Inappropriate or illegal content – While Yubo scans all content on its platform in real-time, it does not catch everything. There is still a high potential for young people to be exposed to explicit profanity, racial slurs, or sexualised imagery. It’s important to ensure they know how to report inappropriate content.
Information sharing – Yubo relies on a user’s personal interests, location, and gender, encouraging friendships with other users who are “the same”. This creates a false sense of trust. If a young person shares their hometown or their school, this information can be exploited for malicious intentions (bullying, grooming, etc.). There is also an increased risk that someone can approach a young person on Yubo and encourage them to chat on another app (like Snapchat, WhatsApp, or TikTok).
In-app purchases – Yubucks can create the false expectation that money can buy popularity. It is not a one-off purchase. Users must repeatedly buy Yubucks to create more buzz around their profile. For a young person who wants to be an influencer, this could seem like an easy (and necessary) way for them to achieve that status.
Persuasive design – Yubo is specifically designed to appeal to the FOMO feeling many teenagers experience and keep them hooked.

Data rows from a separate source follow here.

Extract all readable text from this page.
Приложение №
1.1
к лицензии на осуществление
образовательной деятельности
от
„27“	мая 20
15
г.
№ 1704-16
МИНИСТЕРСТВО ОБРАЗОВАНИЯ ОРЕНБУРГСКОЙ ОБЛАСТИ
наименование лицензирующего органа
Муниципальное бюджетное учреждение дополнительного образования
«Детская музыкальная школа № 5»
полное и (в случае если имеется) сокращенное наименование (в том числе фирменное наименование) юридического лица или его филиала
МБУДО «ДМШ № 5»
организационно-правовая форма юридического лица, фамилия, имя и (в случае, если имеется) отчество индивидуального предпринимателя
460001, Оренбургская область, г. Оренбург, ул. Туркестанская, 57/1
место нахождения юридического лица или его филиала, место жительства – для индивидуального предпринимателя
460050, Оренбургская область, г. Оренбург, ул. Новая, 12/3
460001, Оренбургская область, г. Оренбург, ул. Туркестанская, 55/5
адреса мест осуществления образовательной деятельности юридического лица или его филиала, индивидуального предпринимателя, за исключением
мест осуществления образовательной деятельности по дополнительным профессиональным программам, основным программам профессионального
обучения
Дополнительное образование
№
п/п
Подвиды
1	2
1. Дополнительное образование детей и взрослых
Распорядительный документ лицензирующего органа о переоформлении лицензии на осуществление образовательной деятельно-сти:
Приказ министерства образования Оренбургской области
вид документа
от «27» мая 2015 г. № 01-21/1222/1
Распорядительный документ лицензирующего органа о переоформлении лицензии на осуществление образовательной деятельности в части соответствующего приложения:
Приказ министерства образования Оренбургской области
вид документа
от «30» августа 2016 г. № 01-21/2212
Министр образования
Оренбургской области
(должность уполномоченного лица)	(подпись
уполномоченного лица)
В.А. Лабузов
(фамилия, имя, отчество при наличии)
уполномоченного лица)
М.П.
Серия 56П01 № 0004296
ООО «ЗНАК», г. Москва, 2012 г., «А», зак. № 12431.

It employs incessant push notifications and mirror popular swiping methods that are meant to encourage extended use. This can increase feelings of anxiety, stress, and depression.
What can I do to protect the young person in my care?
Discuss the importance of protecting personal information on social media. They should never divulge any information about themselves to someone they don’t know in real life, especially their address or their school.
Encourage them to use the safety settings provided – turning off their camera/microphone, limit search specifications, hide their profile from other users, and turn on “Muted Words” with words you decide on together. Explain how this is important to ensure they use the app in the safest way.
Remind them that if they are uncomfortable or don’t want to do something, they do not have to do it. They might be feeling pressure to ‘look popular’ or ‘not be boring’ and could be feeling vulnerable. Discuss the idea of ‘FOMO’ (the fear of missing out) and how to achieve a healthy balance between online and offline.
Ensure they know who to turn to if they see something that upsets them online. Check out our Trusted Adult resource to learn more.
Review appropriate online spending habits. Suggest using allowance money or chore money to pay for purchases, and explain that all purchases have to be run by you first.
Outline why it’s important to not share any photos or videos online. Remind them that it is easy to lose control of an image or video and talk about what to do if this happens.